東宝が仕掛けたド派手なジャパンプレミア、主演の篠原涼子によるフジテレビ番組ジャックなど、あらゆるメディア出演による渾身のプッシュで9月5日に公開された人気シリーズの完結編「アンフェア the end」。思惑どおり、5、6日の週末ランキングではみごとに1位に輝いた。だが、じつはこれが手放しに喜べる内容ではなかったのだ。
「月曜日に映画専門サイトなどを中心に大々的に発表される週末ランキングは“週末興行ランキング”と呼ばれることがあり誤解されがちなのですが、じつは売り上げの興行収入ではなく、観客動員人数のランキングです。9月5・6日の動員数では2位の『テッド2』が21万1365人、1位の『アンフェア』が21万4198人、その差はたったの2833人。大接戦だという情報は伝わっていましたが、1位と2位ではその後の動きが雲泥の差、関係者はヒヤヒヤだったでしょうね。その一方で肝心の興行収入は約3億円のテッドに対し、アンフェアは約2億9000万円で2位でした。チケット単価が安い子供向けアニメが対象の場合は、時折この逆転現象が起きることがありますが、大人向けの映画同士では非常に珍しい。まさに薄氷の1位でした。もともとR15指定のテッドは20代、30代のOLが中心の客層。アンフェアは前売り券、レイトショーの低料金、チケット代の安い高校生や年配の動員数がテッドより多かったと考えられます」(エンタメ誌記者)

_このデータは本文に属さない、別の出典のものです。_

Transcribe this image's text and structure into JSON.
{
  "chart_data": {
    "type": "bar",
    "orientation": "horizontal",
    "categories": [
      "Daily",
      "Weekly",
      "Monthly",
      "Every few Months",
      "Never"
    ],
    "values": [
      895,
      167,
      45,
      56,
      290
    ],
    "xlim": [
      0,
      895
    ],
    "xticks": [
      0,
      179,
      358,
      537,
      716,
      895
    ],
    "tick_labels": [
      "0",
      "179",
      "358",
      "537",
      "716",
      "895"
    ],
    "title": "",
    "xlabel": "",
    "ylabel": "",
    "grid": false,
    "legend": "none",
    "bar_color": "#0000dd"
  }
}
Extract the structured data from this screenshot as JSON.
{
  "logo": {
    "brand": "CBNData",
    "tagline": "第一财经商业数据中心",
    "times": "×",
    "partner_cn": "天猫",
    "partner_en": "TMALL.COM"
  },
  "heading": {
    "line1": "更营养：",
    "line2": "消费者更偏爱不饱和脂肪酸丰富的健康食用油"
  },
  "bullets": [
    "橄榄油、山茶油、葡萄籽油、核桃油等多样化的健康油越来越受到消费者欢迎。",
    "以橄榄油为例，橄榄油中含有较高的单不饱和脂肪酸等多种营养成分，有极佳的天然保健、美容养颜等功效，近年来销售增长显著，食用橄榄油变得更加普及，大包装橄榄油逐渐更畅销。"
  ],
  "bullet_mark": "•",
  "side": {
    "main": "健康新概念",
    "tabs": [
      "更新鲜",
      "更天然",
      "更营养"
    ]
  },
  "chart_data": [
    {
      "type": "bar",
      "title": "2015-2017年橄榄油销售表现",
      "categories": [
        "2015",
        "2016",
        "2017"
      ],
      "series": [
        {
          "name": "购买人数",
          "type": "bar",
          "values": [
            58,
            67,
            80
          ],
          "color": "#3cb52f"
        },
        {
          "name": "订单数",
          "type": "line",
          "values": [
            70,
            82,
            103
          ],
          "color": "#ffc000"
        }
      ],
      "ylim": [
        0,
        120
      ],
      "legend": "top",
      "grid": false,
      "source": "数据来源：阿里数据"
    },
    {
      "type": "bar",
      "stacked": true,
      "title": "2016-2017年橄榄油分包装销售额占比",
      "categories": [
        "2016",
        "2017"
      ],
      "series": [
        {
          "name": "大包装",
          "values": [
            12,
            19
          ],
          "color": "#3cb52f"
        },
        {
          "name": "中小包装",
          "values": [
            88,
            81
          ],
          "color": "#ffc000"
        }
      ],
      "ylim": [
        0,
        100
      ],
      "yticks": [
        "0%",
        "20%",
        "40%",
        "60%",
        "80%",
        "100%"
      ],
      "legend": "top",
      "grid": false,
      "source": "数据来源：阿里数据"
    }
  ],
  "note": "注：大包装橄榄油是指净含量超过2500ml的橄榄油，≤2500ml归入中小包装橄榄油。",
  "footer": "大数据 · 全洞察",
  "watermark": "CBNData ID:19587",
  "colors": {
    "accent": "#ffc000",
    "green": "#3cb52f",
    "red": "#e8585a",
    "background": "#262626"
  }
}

しかしあれだけの宣伝をかけて、公開2週目の「テッド2」や公開1カ月がたった「ジュラシック・ワールド」と大接戦するとは想定外だったという。
「篠原のメディア出演に加え、過去作もテレビ放映したものの、思ったほど新たなファンを開拓できなかったこと、フジのドラマで視聴率を地の底まで落としたEXILE・AKIRAの起用への批判、the endと謳いながらまだ続きがありそうだと不評を買った微妙な内容など、良い評判が口コミで広がらなかったことも誤算だったでしょうね。その点でも、あえてストーリーとは関係ないシャワーシーンを吹聴した篠原のファインプレーを賞賛する声が出ています」(前出・エンタメ誌記者)
篠原は公開初日の舞台挨拶で、42歳とは思えないプロポーションを惜しげもなく見せたシャワーシーンを直訴したと撮影秘話を暴露。これがネットなどで速攻配信され、男性ファンの集客に一役買ったというのだ。

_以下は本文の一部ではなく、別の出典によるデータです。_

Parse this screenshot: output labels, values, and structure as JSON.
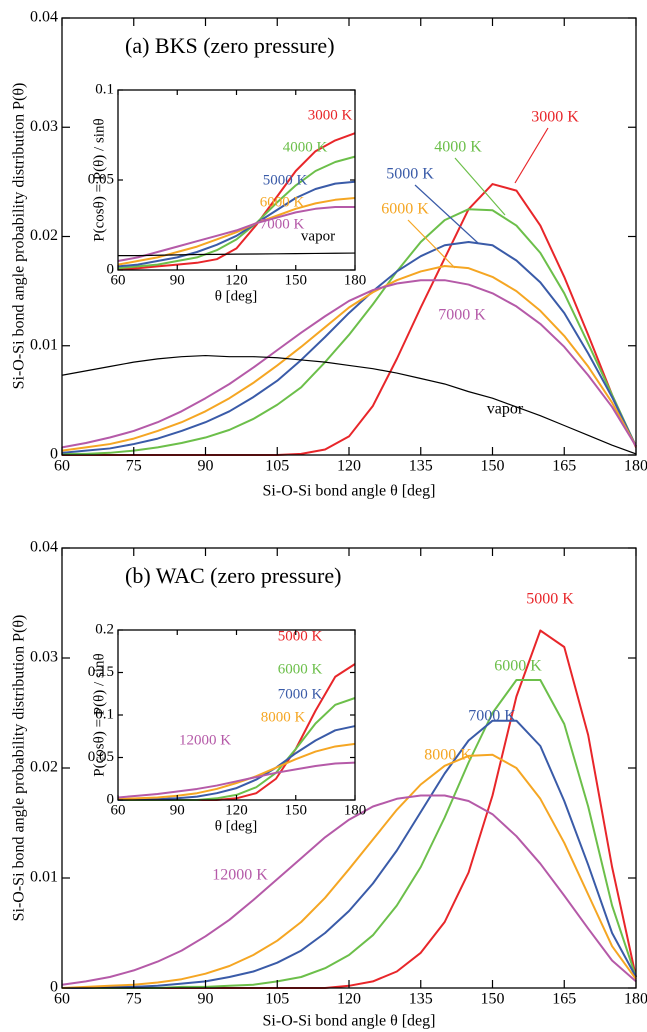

「本来、鑑賞予定ではなかった男性客が土日のレイトショーあたりにシネコンに足を運んだようですね。『見どころはシャワーシーンだけだった』と嘆いている人がけっこういるのはタマにキズですが(笑)、たった2833人差の1位の勝因は、クマのぬいぐるみにはできないアンフェアな“脱ぎ告白”だったと言えなくもない」(前出・エンタメ誌記者)
残念ながら、作品そのものの評判は「テッド2」に比べても芳しくない。それでも1位を獲ったことで、シルバーウィークも控えるこの先、前作に並ぶ興行収入(約23億円)も見込めると関係者はホッと胸を撫で下ろしているとか。
「『テッド2』も1作目に比べて出来がいいとは言えませんが、今回のアンフェアは謎解き映画とは思えない雑な仕上がりで長年見続けてきたファンをガッカリさせているようですから、はたしてどうなんでしょうね…」(映画ライター)
「進撃の巨人」を筆頭に、この夏の邦画界は下方修正続き。全国的に天候も不順な9月、篠原の孤軍奮闘に秋晴れはやって来るのだろうか!?